Nel corso degli anni, passo dopo passo e spettacolo dopo spettacolo, Chloé Brûlé-Dauphin È diventata un nome imprescindibile nel panorama del flamenco sivigliano. La canadese arrivò in Spagna da giovanissima e molti di noi sono cresciuti osservandola maturare, apprezzandone la personalità, l'eleganza e la freschezza, spesso in compagnia del suo compagno. Marco VargasNon ha avuto bisogno di vantare una denominazione di origine o di discendenza jondo alcuni per farsi strada, perché hanno sempre avuto qualcosa da dire. Ora, lasciando per una volta il palco per concentrarsi sulla regia e sulla coreografia, stanno di nuovo lasciando il segno.
Le cavalle è il titolo della nuova proposta presentata in anteprima questa settimana al Teatro Centrale Da Siviglia. Un'opera in cui teatro e danza si dividono quasi al 50% per concentrarsi sul ruolo delle donne come leader della comunità e sostenitrici della vita. Le protagoniste sono Inés, che vede la casa di famiglia crollare durante una tempesta, e Alma, la sua bisnonna, che giunge dall'aldilà per aiutarla e ricordarle da dove viene.
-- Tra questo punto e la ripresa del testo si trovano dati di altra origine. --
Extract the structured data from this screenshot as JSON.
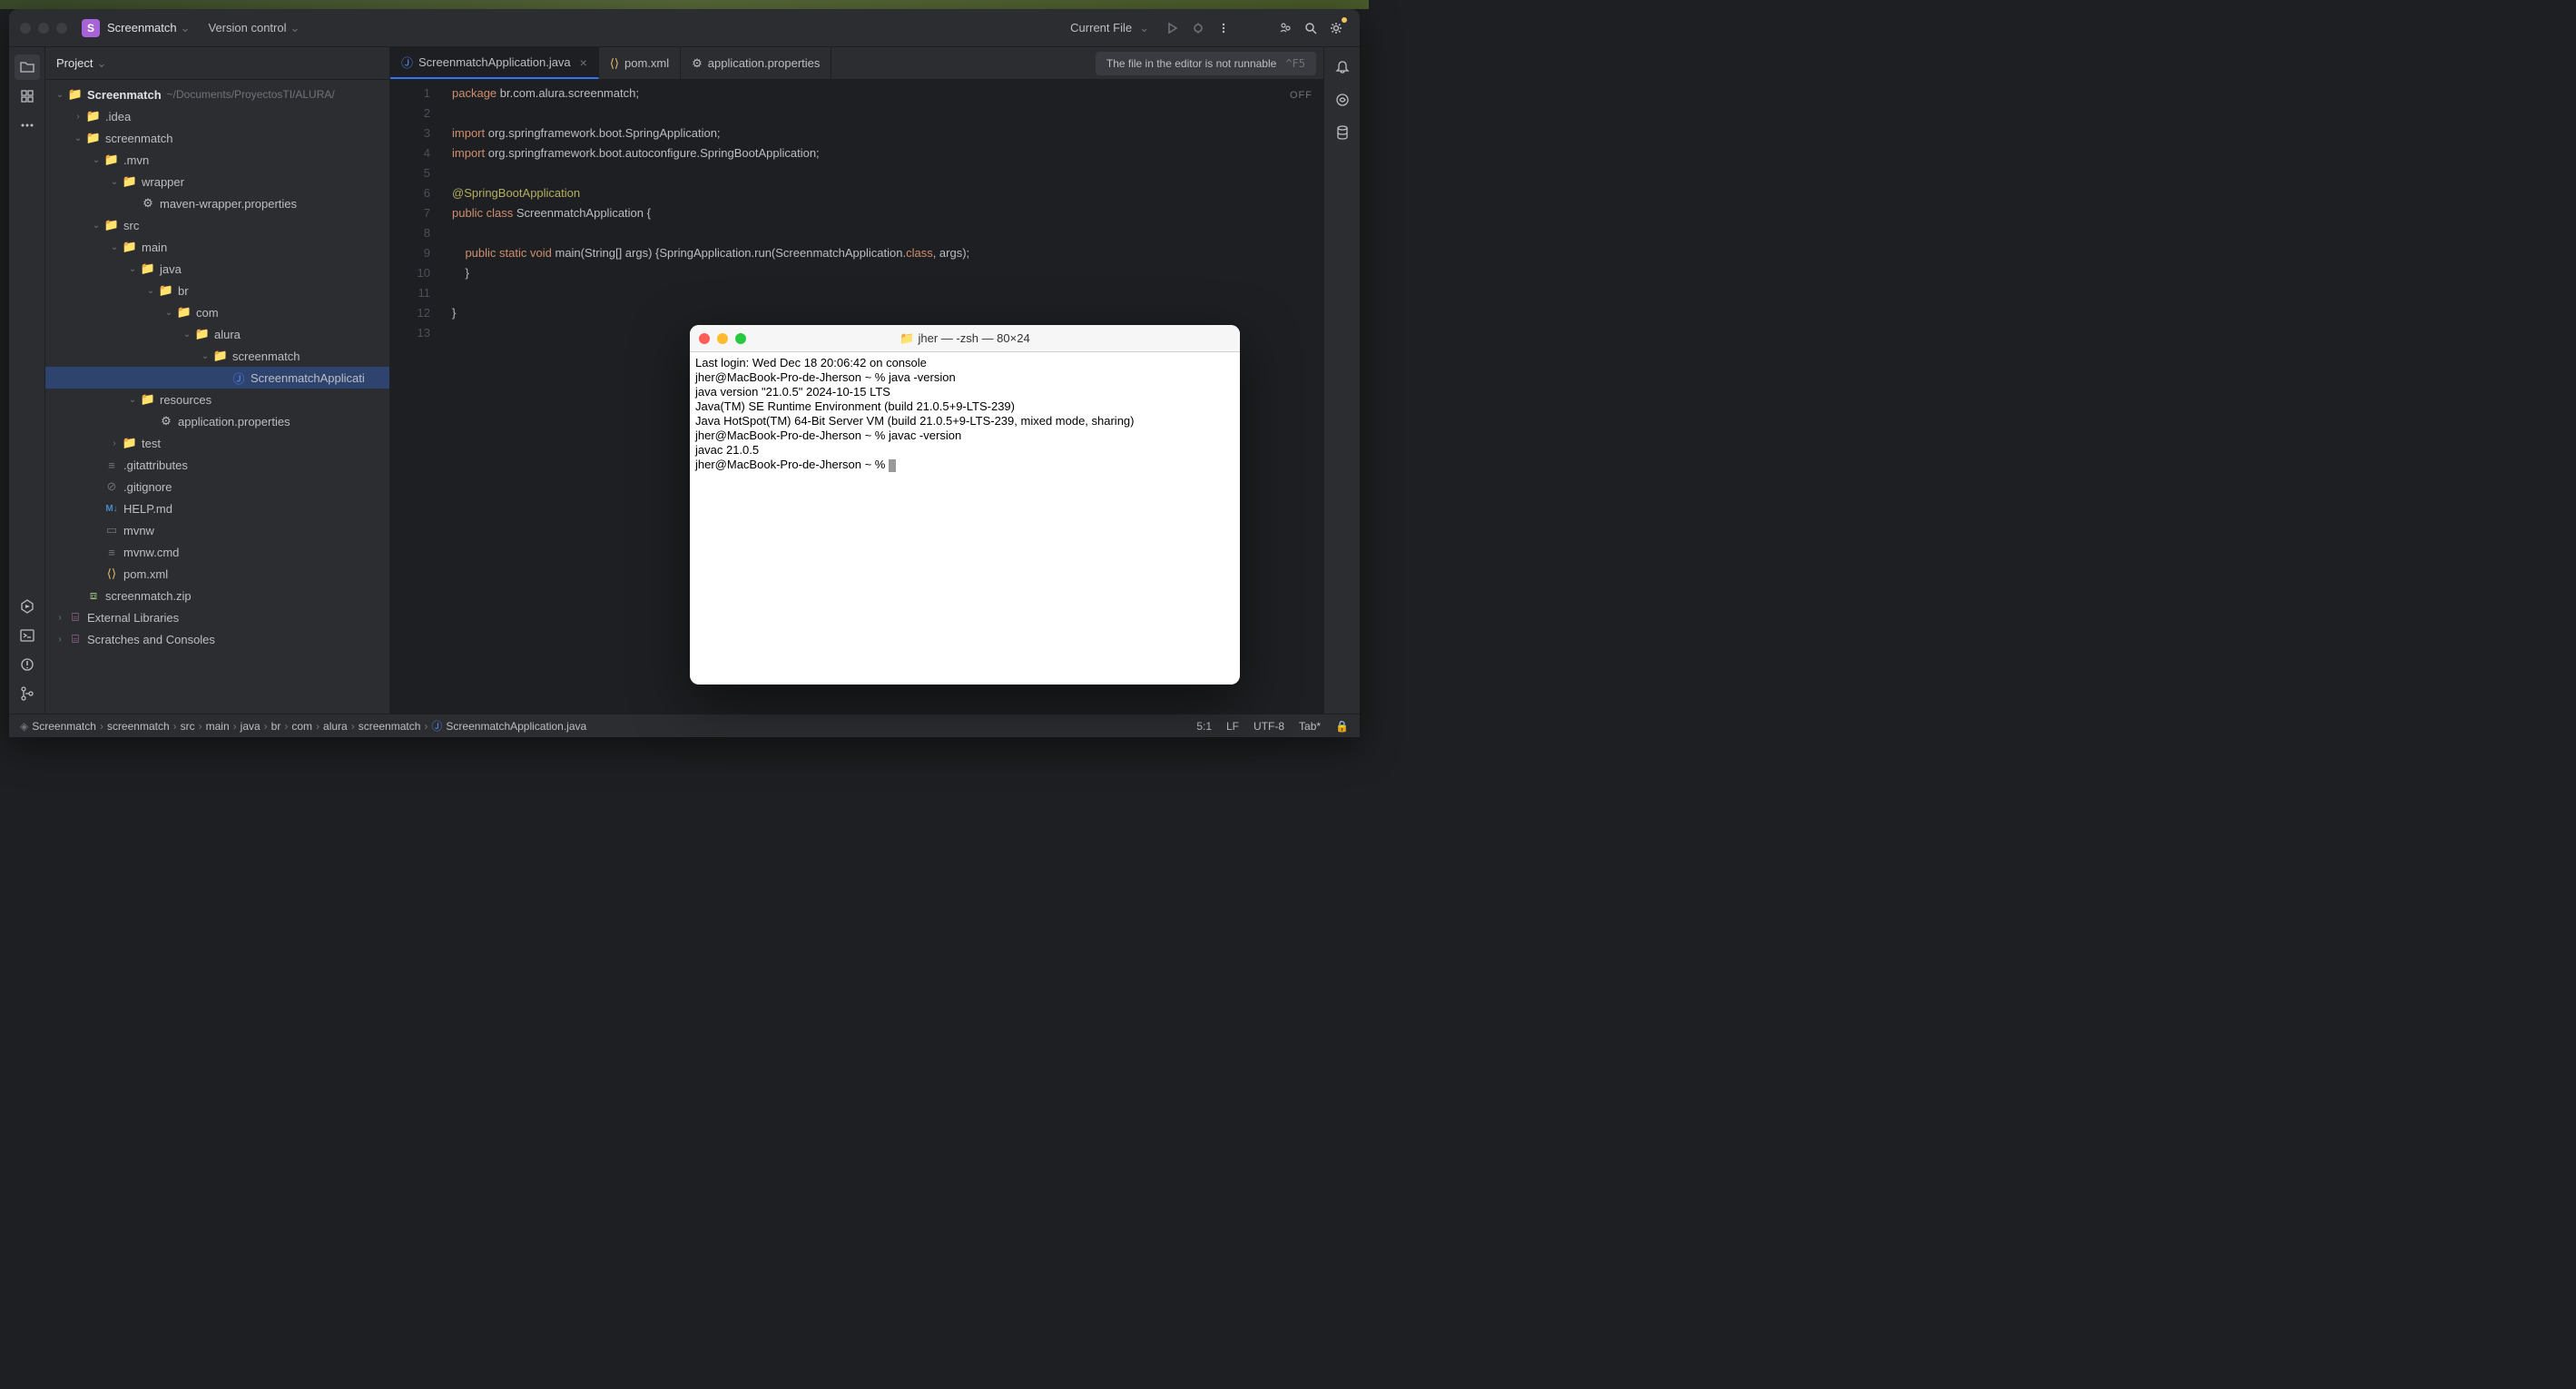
{
  "titlebar": {
    "project_initial": "S",
    "project_name": "Screenmatch",
    "version_control": "Version control",
    "run_config": "Current File"
  },
  "panel": {
    "title": "Project"
  },
  "tree": {
    "root": "Screenmatch",
    "root_hint": "~/Documents/ProyectosTI/ALURA/",
    "idea": ".idea",
    "screenmatch": "screenmatch",
    "mvn": ".mvn",
    "wrapper": "wrapper",
    "maven_wrapper": "maven-wrapper.properties",
    "src": "src",
    "main": "main",
    "java": "java",
    "br": "br",
    "com": "com",
    "alura": "alura",
    "screenmatch2": "screenmatch",
    "app_file": "ScreenmatchApplicati",
    "resources": "resources",
    "app_props": "application.properties",
    "test": "test",
    "gitattributes": ".gitattributes",
    "gitignore": ".gitignore",
    "help": "HELP.md",
    "mvnw": "mvnw",
    "mvnw_cmd": "mvnw.cmd",
    "pom": "pom.xml",
    "zip": "screenmatch.zip",
    "ext_libs": "External Libraries",
    "scratches": "Scratches and Consoles"
  },
  "tabs": {
    "t1": "ScreenmatchApplication.java",
    "t2": "pom.xml",
    "t3": "application.properties"
  },
  "notification": {
    "text": "The file in the editor is not runnable",
    "shortcut": "^F5"
  },
  "editor": {
    "off": "OFF",
    "lines": {
      "l1": "1",
      "l2": "2",
      "l3": "3",
      "l4": "4",
      "l5": "5",
      "l6": "6",
      "l7": "7",
      "l8": "8",
      "l9": "9",
      "l10": "10",
      "l11": "11",
      "l12": "12",
      "l13": "13"
    }
  },
  "breadcrumb": {
    "b0": "Screenmatch",
    "b1": "screenmatch",
    "b2": "src",
    "b3": "main",
    "b4": "java",
    "b5": "br",
    "b6": "com",
    "b7": "alura",
    "b8": "screenmatch",
    "b9": "ScreenmatchApplication.java"
  },
  "status": {
    "pos": "5:1",
    "lf": "LF",
    "enc": "UTF-8",
    "indent": "Tab*"
  },
  "terminal": {
    "title": "jher — -zsh — 80×24",
    "content": "Last login: Wed Dec 18 20:06:42 on console\njher@MacBook-Pro-de-Jherson ~ % java -version\njava version \"21.0.5\" 2024-10-15 LTS\nJava(TM) SE Runtime Environment (build 21.0.5+9-LTS-239)\nJava HotSpot(TM) 64-Bit Server VM (build 21.0.5+9-LTS-239, mixed mode, sharing)\njher@MacBook-Pro-de-Jherson ~ % javac -version\njavac 21.0.5\njher@MacBook-Pro-de-Jherson ~ % "
  }
}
Attraverso conversazioni tra le due, fotografie, lettere e documenti, ricostruiscono la memoria della famiglia sulle rovine della casa.
Una scenografia sobria ma efficace, molto ben illuminata, accoglie gli artisti in questo incontro intergenerazionale dove Verranno affrontati concetti quali la fede, la maternità e le relazioni sentimentali.Man mano che i due imparano a capirsi, arrivano a comprendere meglio se stessi, e lo fanno attraverso molteplici registri che spaziano dalla tragedia alla spensieratezza, a volte rasentando (di poco) il melodramma.
«Sebbene alcuni membri del pubblico abbiano bisogno di un'etichettatura precisa dei prodotti delle arti performative che consumano, adoro il fatto che flamenco appare in un montaggio in modo naturale, perfettamente integrato nell'insieme, dialogando e persino diluendosi con elementi extraflamencoS "

Va notato che entrambi Tamara Arias de Saavedra nel ruolo di Alma come Ana Salazar In Inés, assumono un ruolo di recitazione più che convincente, con una notevole quantità di testo. In effetti, a molti di noi non sarebbe dispiaciuto se fossero stati un po' alleggeriti dai giochi di parole e avessero spostato l'ago della bilancia a favore della danza. In questo senso, Salazar è un paladino del flamenco dall'inizio alla fine. È chiaro che non si tratta di enfatizzare nulla; è il suo linguaggio, un modo di essere e di respirare per lei, anche quando batte i piedi al ritmo della splendida musica dei fratelli. Gutiérrez, sebbene sia anche capace di dire addio cantando una toná. Le Arie di Saavedra, da parte sua, dimostrano il suo notevole talento di attrice, senza dimenticare di cantare e ballare con fascino.
Sebbene alcuni membri del pubblico richiedano un'etichettatura precisa dei prodotti delle arti performative che consumano, con il dettaglio della percentuale di flamenco Contengono la stessa quantità di grassi saturi presenti nei cibi in scatola., personalmente adoro il fatto che il flamenco appare in un montaggio in modo naturale, perfettamente integrato nell'insieme, dialogando e persino diluendosi con elementi extraflamencos. Sono quasi tentato di chiedermi perché non ci siano molte più proposte teatrali in Spagna che incorporino grammatica o vocabolario flamencos. Non sarà per mancanza di interpreti.
Dopo una première piuttosto movimentata sabato (un malessere del pubblico ha costretto la rappresentazione a interrompersi), queste cavalle di ieri e di oggi sono finalmente uscite a cavallo questa domenica, e non possiamo fare altro che augurare loro un lungo e felice galoppo.
Foglio artistico
Le cavalle
Teatro Centrale, Sala B. Siviglia
15 e 16 maggio 2025
Testo e regia: Chloé Brûlé-Dauphin
Coreografia: Chloé Brûlé-Dauphin, Ana Salazar.
Cast: Ana Salazar, Tamara Arias de Saavedra
Spazio scenico e direzione artistica: Antonio Godoy.